Both my parents regularly laugh at me (helpful) as they listen to me discipline the girls, smug chuckles that can only be uttered by people that have lived through the same pain when parenting you and your sibling. I definitely look forward to similarly laughing heartily at my children in years to come. But I do wonder sometimes as I hear the words of so many mothers the world over come out from my mouth, seemingly unplanned and unrehearsed, ‘How did this happen to me?’
‘How many times do I have to tell you….’
‘Why can’t you just remember to….’
‘Don’t you realise just how lucky you are…’
I don’t think I am a bad parent, overly stressy or shouty or harsh, but for me, reading this book has definitely reminded me to lighten up when possible, to not treat it all as such a life-or-death moment. I was given some great advice early on in my parenting journey, to try and pick my battles wisely, and only ever say ‘no’ when there was good reason to. I’m going to try harder to hang on to that, and not sweat the small stuff so much (or often).
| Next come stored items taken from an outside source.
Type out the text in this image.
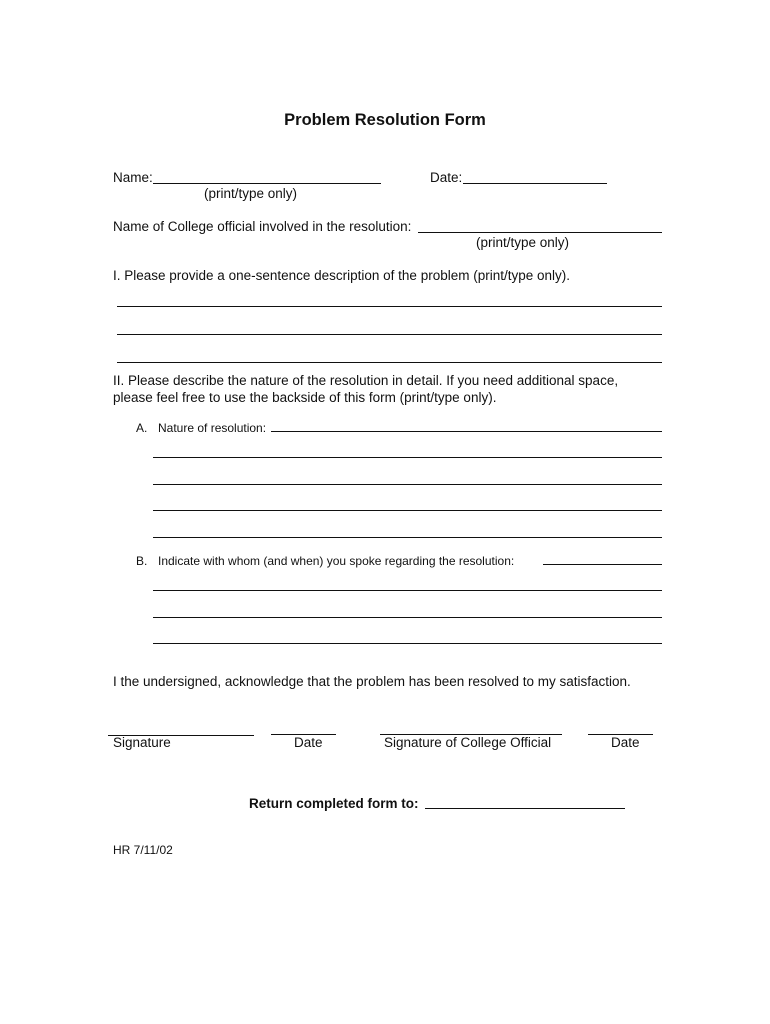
Problem Resolution Form
Name:
(print/type only)
Date:
Name of College official involved in the resolution:
(print/type only)
I. Please provide a one-sentence description of the problem (print/type only).
II. Please describe the nature of the resolution in detail. If you need additional space,
please feel free to use the backside of this form (print/type only).
A. Nature of resolution:
B. Indicate with whom (and when) you spoke regarding the resolution:
I the undersigned, acknowledge that the problem has been resolved to my satisfaction.
Signature	Date	Signature of College Official	Date
Return completed form to:
HR 7/11/02
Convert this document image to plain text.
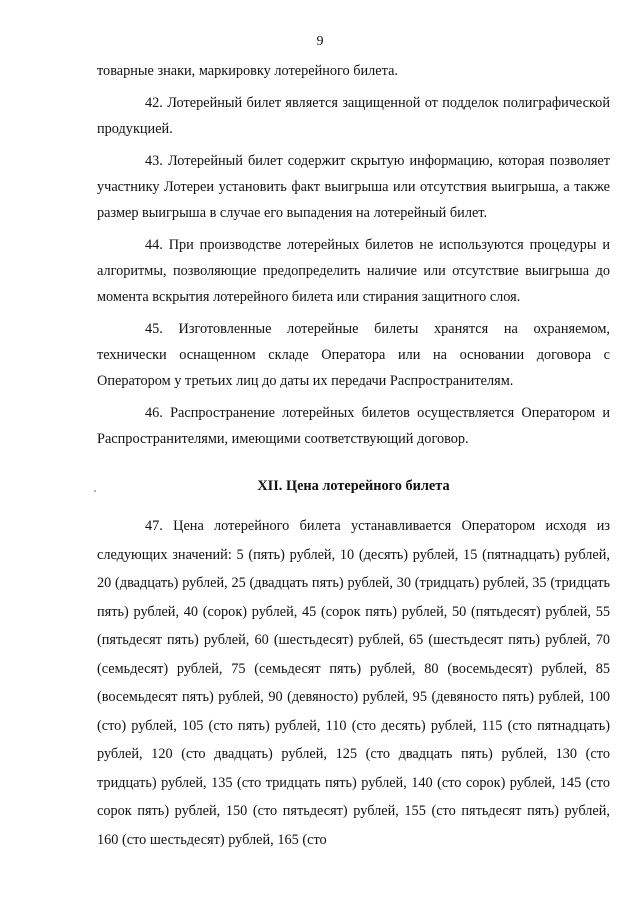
9

товарные знаки, маркировку лотерейного билета.

42. Лотерейный билет является защищенной от подделок полиграфической продукцией.

43. Лотерейный билет содержит скрытую информацию, которая позволяет участнику Лотереи установить факт выигрыша или отсутствия выигрыша, а также размер выигрыша в случае его выпадения на лотерейный билет.

44. При производстве лотерейных билетов не используются процедуры и алгоритмы, позволяющие предопределить наличие или отсутствие выигрыша до момента вскрытия лотерейного билета или стирания защитного слоя.

45. Изготовленные лотерейные билеты хранятся на охраняемом, технически оснащенном складе Оператора или на основании договора с Оператором у третьих лиц до даты их передачи Распространителям.

46. Распространение лотерейных билетов осуществляется Оператором и Распространителями, имеющими соответствующий договор.

XII. Цена лотерейного билета

47. Цена лотерейного билета устанавливается Оператором исходя из следующих значений: 5 (пять) рублей, 10 (десять) рублей, 15 (пятнадцать) рублей, 20 (двадцать) рублей, 25 (двадцать пять) рублей, 30 (тридцать) рублей, 35 (тридцать пять) рублей, 40 (сорок) рублей, 45 (сорок пять) рублей, 50 (пятьдесят) рублей, 55 (пятьдесят пять) рублей, 60 (шестьдесят) рублей, 65 (шестьдесят пять) рублей, 70 (семьдесят) рублей, 75 (семьдесят пять) рублей, 80 (восемьдесят) рублей, 85 (восемьдесят пять) рублей, 90 (девяносто) рублей, 95 (девяносто пять) рублей, 100 (сто) рублей, 105 (сто пять) рублей, 110 (сто десять) рублей, 115 (сто пятнадцать) рублей, 120 (сто двадцать) рублей, 125 (сто двадцать пять) рублей, 130 (сто тридцать) рублей, 135 (сто тридцать пять) рублей, 140 (сто сорок) рублей, 145 (сто сорок пять) рублей, 150 (сто пятьдесят) рублей, 155 (сто пятьдесят пять) рублей, 160 (сто шестьдесят) рублей, 165 (сто
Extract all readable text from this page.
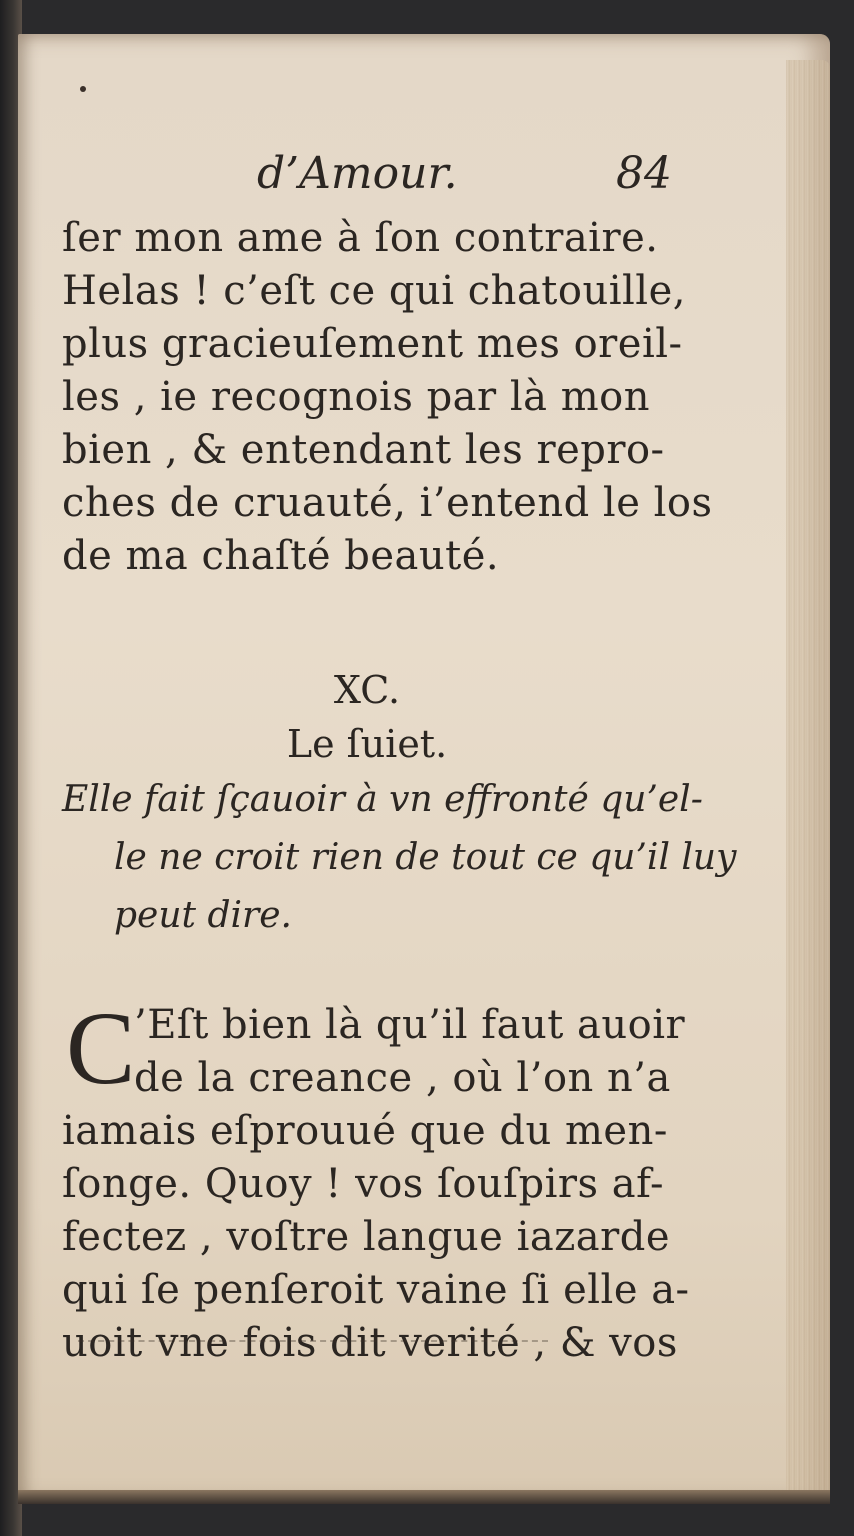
d’Amour.	84
ſer mon ame à ſon contraire.
Helas ! c’eſt ce qui chatouille,
plus gracieuſement mes oreil-
les , ie recognois par là mon
bien , & entendant les repro-
ches de cruauté, i’entend le los
de ma chaſté beauté.
XC.
Le ſuiet.
Elle fait ſçauoir à vn effronté qu’el-
le ne croit rien de tout ce qu’il luy
peut dire.
C
’Eſt bien là qu’il faut auoir
de la creance , où l’on n’a
iamais eſprouué que du men-
ſonge. Quoy ! vos ſouſpirs af-
fectez , voſtre langue iazarde
qui ſe penſeroit vaine ſi elle a-
uoit vne fois dit verité , & vos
What about my marriage? My ambitions? My general attitude to life, to risk, to adventure and challenge?
Sure, I’m not the same person I was at 29 either. At 29, I’d been married 4 years. In that time, we’d bought a flat, quit our jobs, gone travelling, come back, moved from London to Cornwall, had a baby and bought our first proper house. In the 10 years since, we’ve had another child, and pretty much stayed where we are. So not quite so exciting, that’s true. But thankfully, hopefully, I’ve not morphed into another creature entirely, unrecognisable to myself or those around me.
I still love my husband more than I think you’re pretty much meant to love anyone, ever, and that’s a really, really good thing. But even when you’re lucky enough to have a good thing to start with, it’s not difficult to see how life gets in the way and makes you both stop seeing the good in each other. Whether it’s work-life balance (or lack of it) financial pressures, grief, or simply the mundane day-to-day, wouldn’t it be great for all of us that have been married for a while to suddenly see things as we did a decade a go – or longer. To view each other, if only for a second, as how we once were, without the baggage of time, hurt, pain and maybe just complacency, colouring the water. Would it change how we spoke to one another, reacted to every day comments and conversation, if we saw what we once saw, rather than what we’ve learnt to expect.
And I guess that’s true not only of our marriage, but also of us. It’s good to reflect and remember what we once wanted, where we were going, and what we thought was important. Sometimes, it reminds us of who we really are, underneath those roles that sometimes threaten to smother us: wife, mother, teacher, carer, business woman, professional, bread winner, church leader.
I’m lucky in that I wouldn’t want to lose the last 10 years of my life. Some, I know, rather would. Painful memories that are best left well alone. But whether it’s a chance to start over, or a reminder of the good things we’ve lived though, let’s take the good and leave the bad. Learn from what we can, and move on from what we can’t. And make a promise to ourselves to be fully present, here, today. To make the most of this moment, savour it, enjoy it, live it.